When I first heard of the oil boom taking place in North Dakota, my immediate thought was that here was an opportunity for me to travel back in time, to rub shoulders with the spirits of the Gold Rush era. In the oil fields collectively known as the Bakken, I saw my chance to experience - and document - first hand the clamor, the dust, the chaos, hard work and hopeful spirit that make up an American boom town.
In taking on this project, I decided against hewing to the environmentally focused approach that is common to oil drilling and fracking documentary themes.
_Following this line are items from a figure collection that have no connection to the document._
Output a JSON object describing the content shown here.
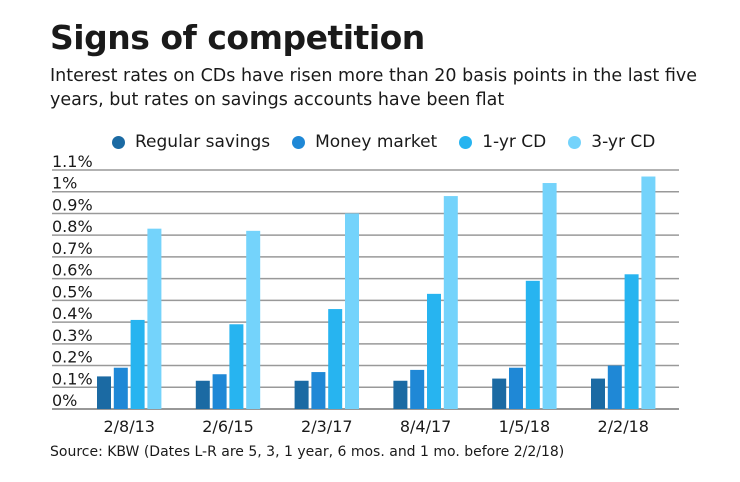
{
  "chart_data": {
    "type": "bar",
    "title": "Signs of competition",
    "subtitle": "Interest rates on CDs have risen more than 20 basis points in the last five years, but rates on savings accounts have been flat",
    "categories": [
      "2/8/13",
      "2/6/15",
      "2/3/17",
      "8/4/17",
      "1/5/18",
      "2/2/18"
    ],
    "series": [
      {
        "name": "Regular savings",
        "color": "#1b6aa3",
        "values": [
          0.15,
          0.13,
          0.13,
          0.13,
          0.14,
          0.14
        ]
      },
      {
        "name": "Money market",
        "color": "#1f88d6",
        "values": [
          0.19,
          0.16,
          0.17,
          0.18,
          0.19,
          0.2
        ]
      },
      {
        "name": "1-yr CD",
        "color": "#27b4f0",
        "values": [
          0.41,
          0.39,
          0.46,
          0.53,
          0.59,
          0.62
        ]
      },
      {
        "name": "3-yr CD",
        "color": "#74d3fb",
        "values": [
          0.83,
          0.82,
          0.9,
          0.98,
          1.04,
          1.07
        ]
      }
    ],
    "yticks": [
      "0%",
      "0.1%",
      "0.2%",
      "0.3%",
      "0.4%",
      "0.5%",
      "0.6%",
      "0.7%",
      "0.8%",
      "0.9%",
      "1%",
      "1.1%"
    ],
    "ylim": [
      0,
      1.1
    ],
    "yunit": "%",
    "grid": true,
    "legend": "top",
    "source": "Source: KBW (Dates L-R are 5, 3, 1 year, 6 mos. and 1 mo. before 2/2/18)"
  }
}
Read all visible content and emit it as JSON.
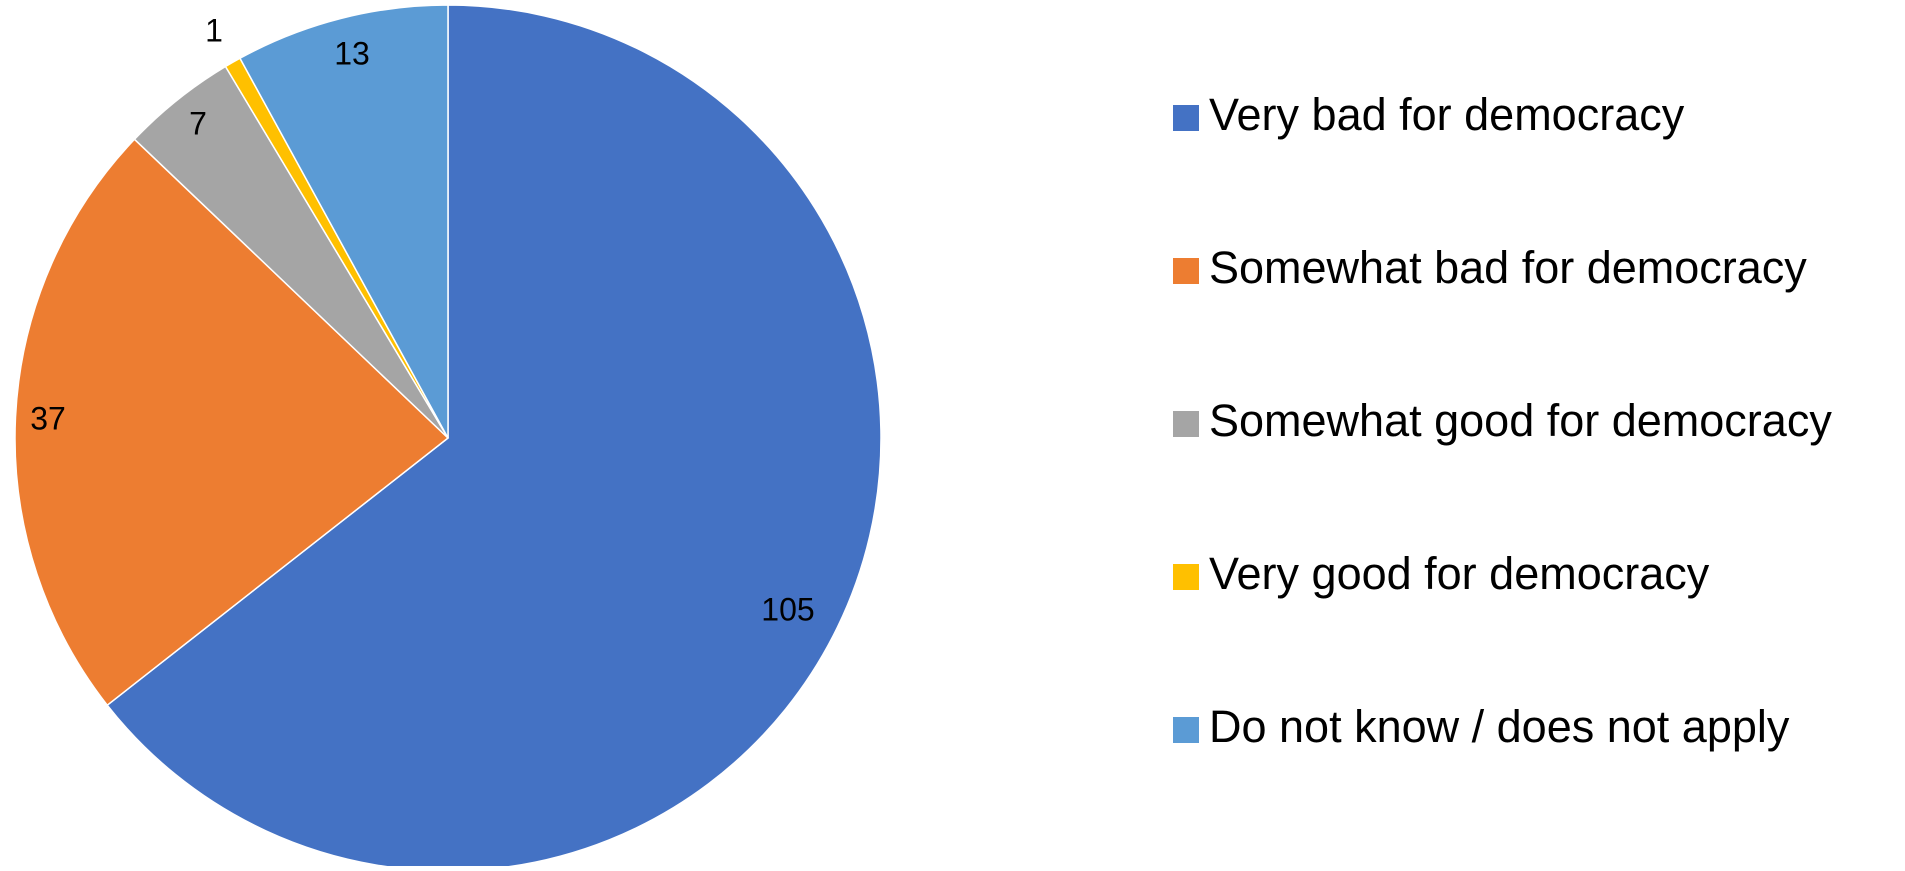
{
  "chart_data": {
    "type": "pie",
    "title": "",
    "categories": [
      "Very bad for democracy",
      "Somewhat bad for democracy",
      "Somewhat good for democracy",
      "Very good for democracy",
      "Do not know / does not apply"
    ],
    "values": [
      105,
      37,
      7,
      1,
      13
    ],
    "colors": [
      "#4472C4",
      "#ED7D31",
      "#A5A5A5",
      "#FFC000",
      "#5B9BD5"
    ],
    "data_labels": [
      "105",
      "37",
      "7",
      "1",
      "13"
    ],
    "start_angle": "12 o'clock",
    "direction": "clockwise",
    "legend_position": "right"
  }
}
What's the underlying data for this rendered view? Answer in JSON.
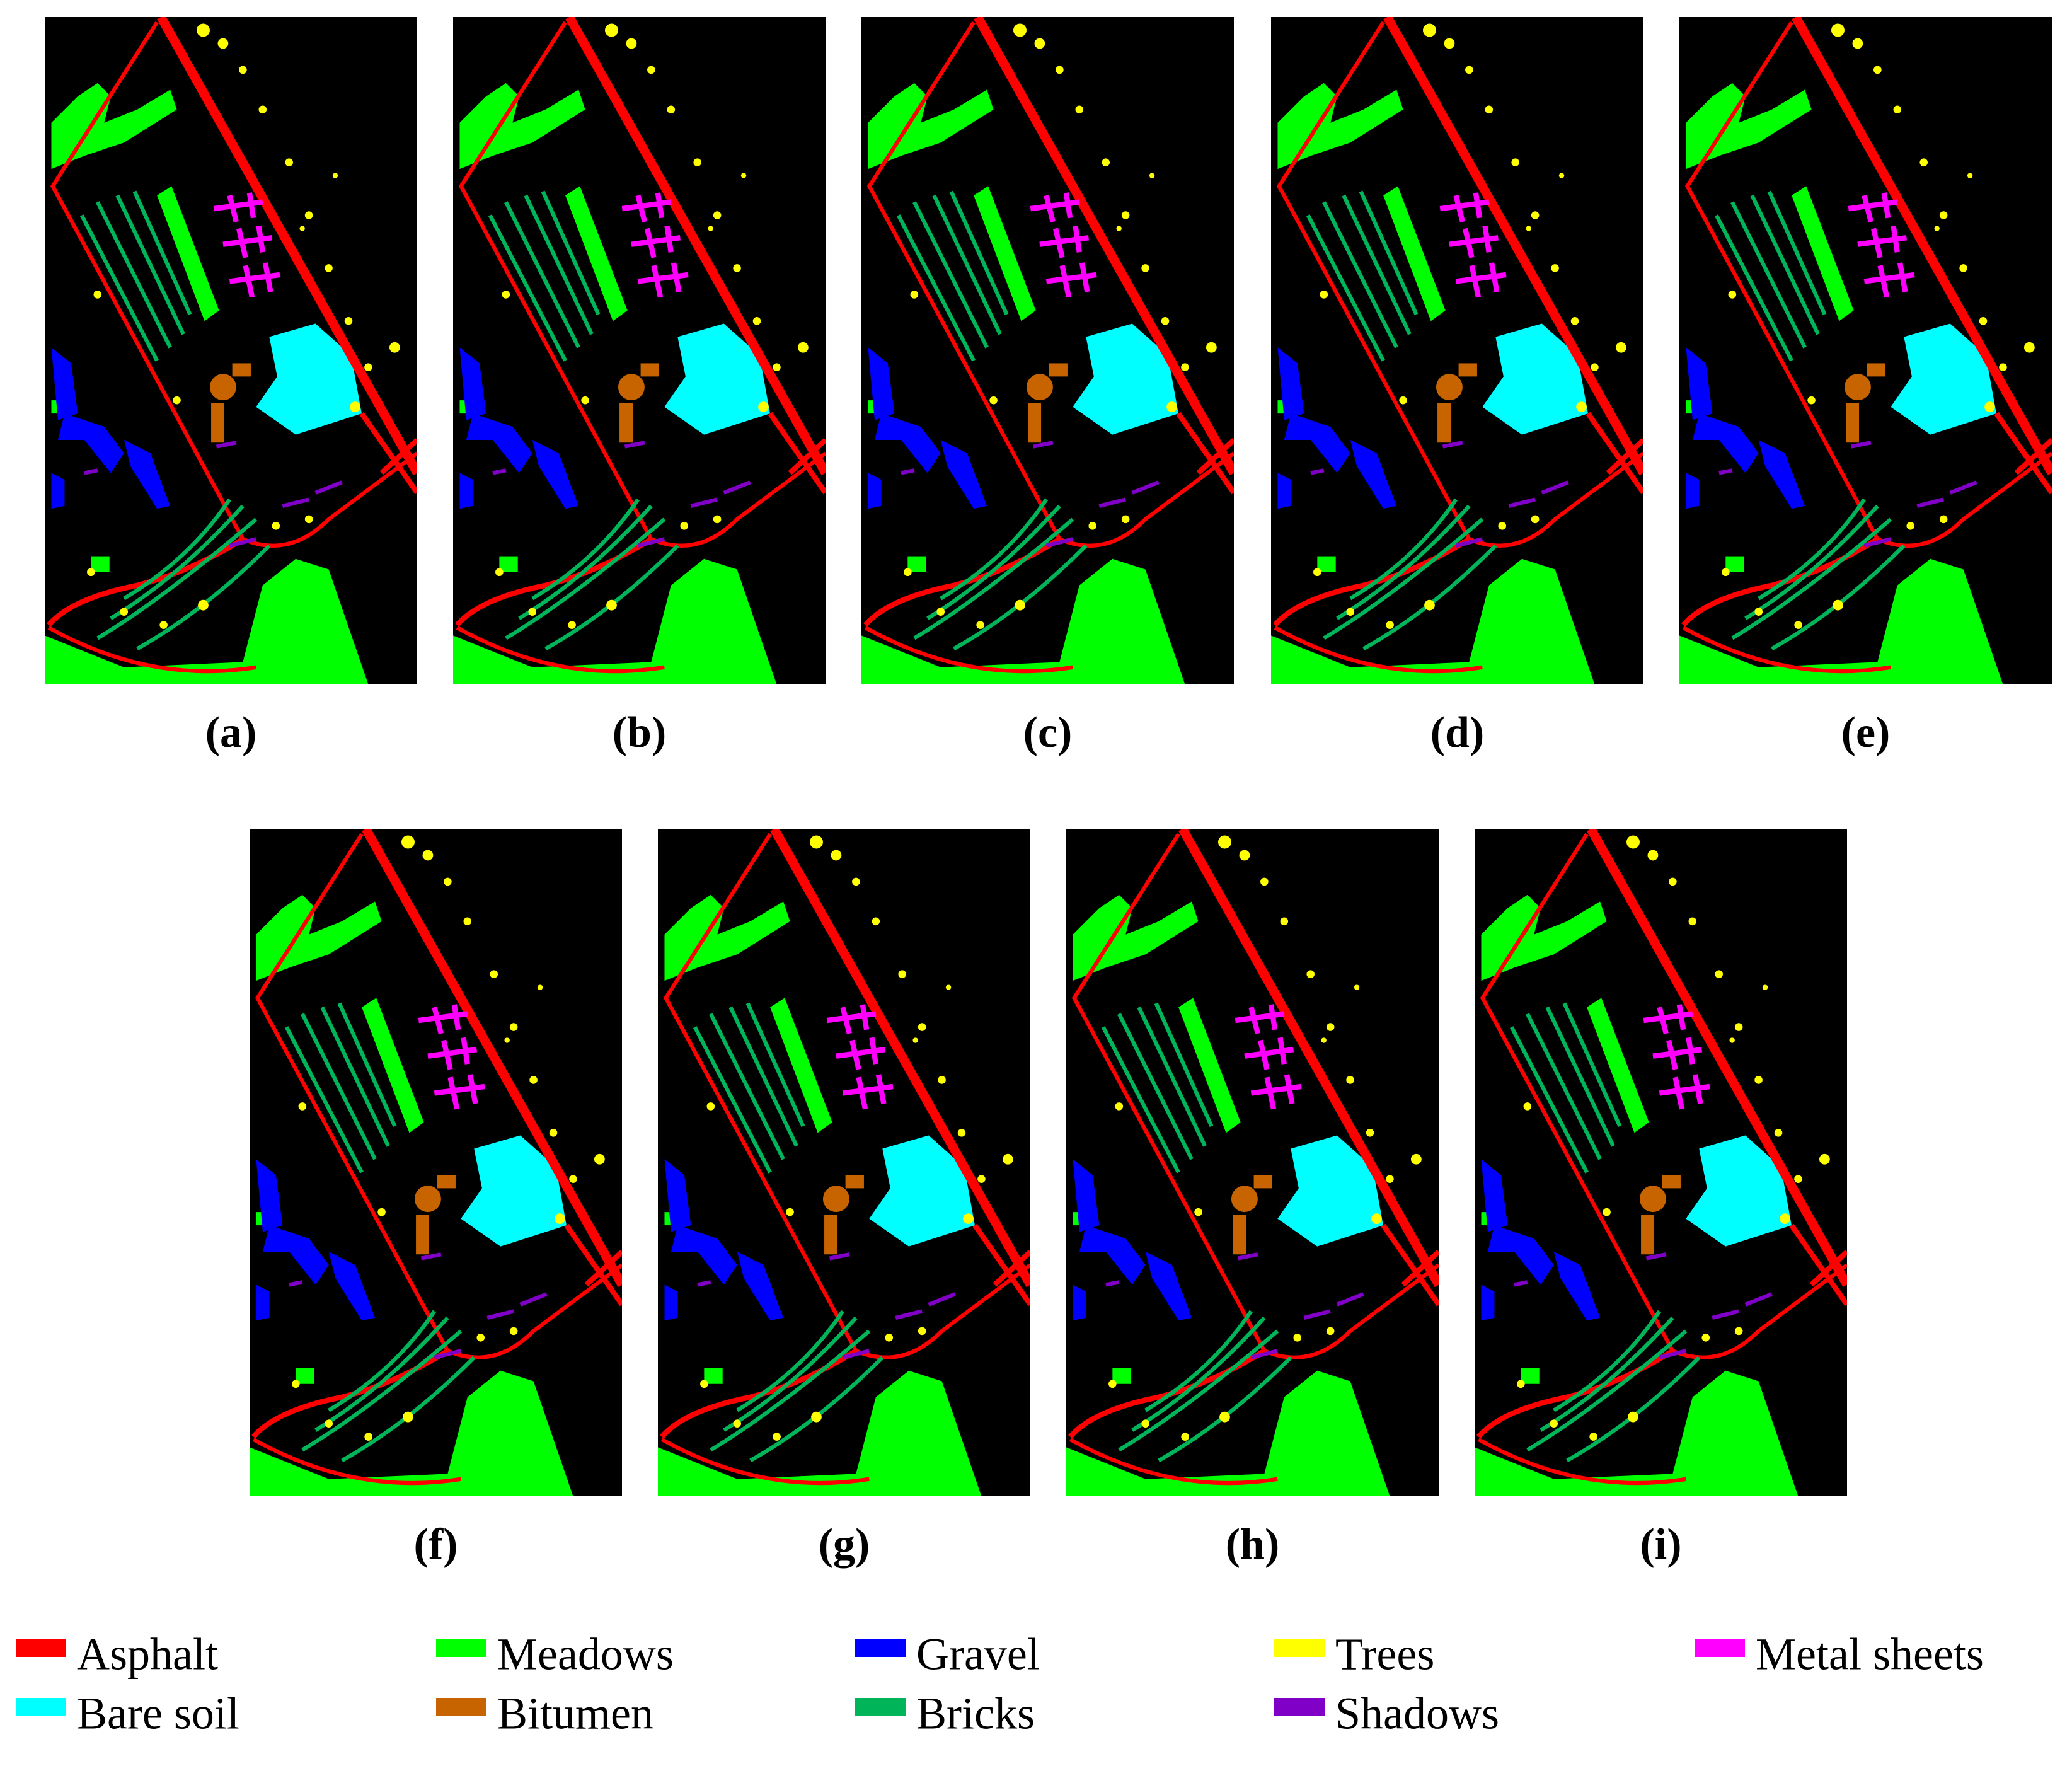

Instead, I opted to witness the movement of men, steel, trucks, dirt, water and oil so as to allow the story of the people and the place to unfold itself to me.
In so doing, what I found was a narrative far more nuanced than the dominant media portrayals of wanton environmental impact and Wild West gone amok. Instead, the air in the central town of Williston is abuzz with optimistic tales of birth and rebirth. Young men (and a few women) have departed from their forlorn hometowns to find meaningful work and create a financial foundation for their futures. Middle-aged men who’ve lost their jobs, homes and savings in the Great Recession take leave of their families to regain their place in the middle class. The American dream lives strong here.
In assembling this photographic document, my goal has been to tell the story in as holistically a fashion as possible. I seek to meld the rawness of photojournalism, the pathos of environmental portraiture, and the solitude of landscapes with the focused attention of studio portraiture to create a multifaceted, but unified body of work that communicates who these workers are and the spaces, both physical and emotional, that they inhabit.
Just like one climbs a tall mountain for the experience, not just the photos, my journeys to the unwelcoming oil fields of the northern plains have served as my own personal Everest to scale. With no client, no invitation, no place to stay, nor even a point of contact to turn to upon arrival, the very act of gaining access became integrated with my creative process. Gaining acceptance into the brusque, camera-wary oil fields required patience, determination and no small amount of performance art.
Ultimately, these images reflect my profound engagement with the heart of America, smudged and dirty though it may be.